Voici ci-dessous le communiqué de l’Organisation de Coopération et de Développement Économiques concernant le cas spécifique de la France vis-à-vis de la corruption.

« En octobre 2012, le Groupe de travail de l’OCDE sur la corruption, par le biais de recommandations concrètes et à l’issue d’un examen approfondi, avait demandé à la France d’intensifier ses actions pour lutter contre la corruption d’agents publics étrangers et à cette fin d’engager des réformes importantes.

En octobre 2014, le Groupe de travail a salué plusieurs réformes significatives, y compris la création du parquet national financier, la suppression des instructions individuelles du Ministre de la Justice au Parquet, la protection généralisée des lanceurs d’alerte, la possibilité donnée aux associations de lutte contre la corruption de se constituer partie civile ainsi que l’augmentation substantielle des sanctions pénales pour l’infraction de corruption active d’agent public étranger. Malgré ces progrès, il a aussi considéré que la France ne se conformait pas encore suffisamment à la Convention en ne mettant pas en œuvre une partie significative des 33 recommandations formulées par le Groupe de travail.
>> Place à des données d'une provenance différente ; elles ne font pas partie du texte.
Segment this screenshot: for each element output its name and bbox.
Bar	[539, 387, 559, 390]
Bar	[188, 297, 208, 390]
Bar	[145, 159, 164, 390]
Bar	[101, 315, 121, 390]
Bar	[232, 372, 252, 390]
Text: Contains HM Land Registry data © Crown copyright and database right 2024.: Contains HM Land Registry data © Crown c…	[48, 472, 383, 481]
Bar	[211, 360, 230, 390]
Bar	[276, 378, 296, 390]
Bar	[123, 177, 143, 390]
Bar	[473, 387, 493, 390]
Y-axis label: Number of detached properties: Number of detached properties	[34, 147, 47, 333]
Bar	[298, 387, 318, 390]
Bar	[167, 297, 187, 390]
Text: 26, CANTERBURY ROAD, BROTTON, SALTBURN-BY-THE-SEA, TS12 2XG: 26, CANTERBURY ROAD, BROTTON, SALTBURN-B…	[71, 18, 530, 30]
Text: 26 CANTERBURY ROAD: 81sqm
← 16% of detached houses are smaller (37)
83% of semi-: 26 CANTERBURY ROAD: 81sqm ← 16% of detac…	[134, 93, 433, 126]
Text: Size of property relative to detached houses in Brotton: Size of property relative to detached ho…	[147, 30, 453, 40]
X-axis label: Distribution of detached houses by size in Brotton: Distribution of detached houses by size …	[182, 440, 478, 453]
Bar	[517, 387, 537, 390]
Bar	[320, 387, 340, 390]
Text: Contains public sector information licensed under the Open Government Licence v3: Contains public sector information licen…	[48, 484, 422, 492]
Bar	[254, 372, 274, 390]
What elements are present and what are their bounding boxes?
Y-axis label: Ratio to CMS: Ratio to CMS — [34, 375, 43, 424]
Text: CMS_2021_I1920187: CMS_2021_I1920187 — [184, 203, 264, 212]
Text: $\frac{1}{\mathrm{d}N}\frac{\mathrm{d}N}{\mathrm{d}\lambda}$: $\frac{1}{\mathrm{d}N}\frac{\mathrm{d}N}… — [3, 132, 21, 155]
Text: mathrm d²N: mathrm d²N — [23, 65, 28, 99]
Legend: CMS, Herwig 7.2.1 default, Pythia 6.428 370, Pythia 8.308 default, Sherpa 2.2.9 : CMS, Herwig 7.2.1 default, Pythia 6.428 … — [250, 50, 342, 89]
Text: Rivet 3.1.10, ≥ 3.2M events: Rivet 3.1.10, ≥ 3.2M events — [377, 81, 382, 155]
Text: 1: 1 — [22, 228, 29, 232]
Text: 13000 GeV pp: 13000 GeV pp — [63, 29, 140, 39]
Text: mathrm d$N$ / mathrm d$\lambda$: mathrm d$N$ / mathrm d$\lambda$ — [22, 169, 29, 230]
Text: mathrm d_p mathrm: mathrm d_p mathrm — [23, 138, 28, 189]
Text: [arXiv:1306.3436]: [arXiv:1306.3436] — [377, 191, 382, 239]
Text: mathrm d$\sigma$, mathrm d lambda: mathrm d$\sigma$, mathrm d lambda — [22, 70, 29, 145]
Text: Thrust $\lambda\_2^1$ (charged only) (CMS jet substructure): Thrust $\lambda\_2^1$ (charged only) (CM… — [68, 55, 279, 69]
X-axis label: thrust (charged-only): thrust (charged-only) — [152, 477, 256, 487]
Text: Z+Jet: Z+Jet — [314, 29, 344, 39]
Aucune réforme du délai de prescription de l’action publique applicable à l’infraction de corruption transnationale n’est prévue, et le trafic d’influence international n’est toujours pas incriminé

Au moment de l’adoption de ces recommandations, les autorités françaises, par la voix du Ministre de la Justice, s’étaient engagées à prendre d’autres mesures, dont des changements décisifs de sa politique pénale. Pourtant, la réforme nécessaire, qui aurait conféré au ministère public les garanties statutaires lui permettant d’exercer ses missions en dehors de toute influence du pouvoir politique, ce qui est une condition au bon fonctionnement de la justice, n’a pas abouti. Aucune réforme allant dans ce sens n’est à ce jour envisagée. D’autres modifications attendues, dont celles qui visaient à s’assurer que la loi encadrant le secret défense et la « loi de blocage » ne fassent pas obstacle aux enquêtes et poursuites en cas de corruption à l’étranger, ne sont pas envisagées par les autorités françaises. En outre, aucune réforme du délai de prescription de l’action publique applicable à l’infraction de corruption transnationale n’est prévue, et le trafic d’influence international n’est toujours pas incriminé.

À ce titre, le Groupe de travail demande à la France de persévérer dans la poursuite de l’infraction de corruption d’agent public étranger. Tout en saluant l’ouverture de 24 nouvelles affaires depuis octobre 2012, il reste en effet préoccupé par la faible proactivité des autorités dans des affaires impliquant des entreprises françaises pour des faits avérés ou présumés de corruption à l’étranger. En effet, aucune entreprise française n’a à ce jour fait l’objet de condamnation définitive en France du chef de corruption transnationale, alors que des condamnations de ce chef ont été prononcées à l’étranger contre des sociétés françaises, et les sanctions appliquées aux personnes physiques ne sont pas dissuasives.

S’il reconnait les progrès accomplis par la France, le Groupe de travail exprime d’importantes préoccupations quant au caractère limité de ses efforts pour se conformer à la Convention de l’OCDE sur la corruption d’agents publics étrangers dans les transactions commerciales internationales, et encourage vivement la France à poursuivre les réformes annoncées initialement et toujours nécessaires. »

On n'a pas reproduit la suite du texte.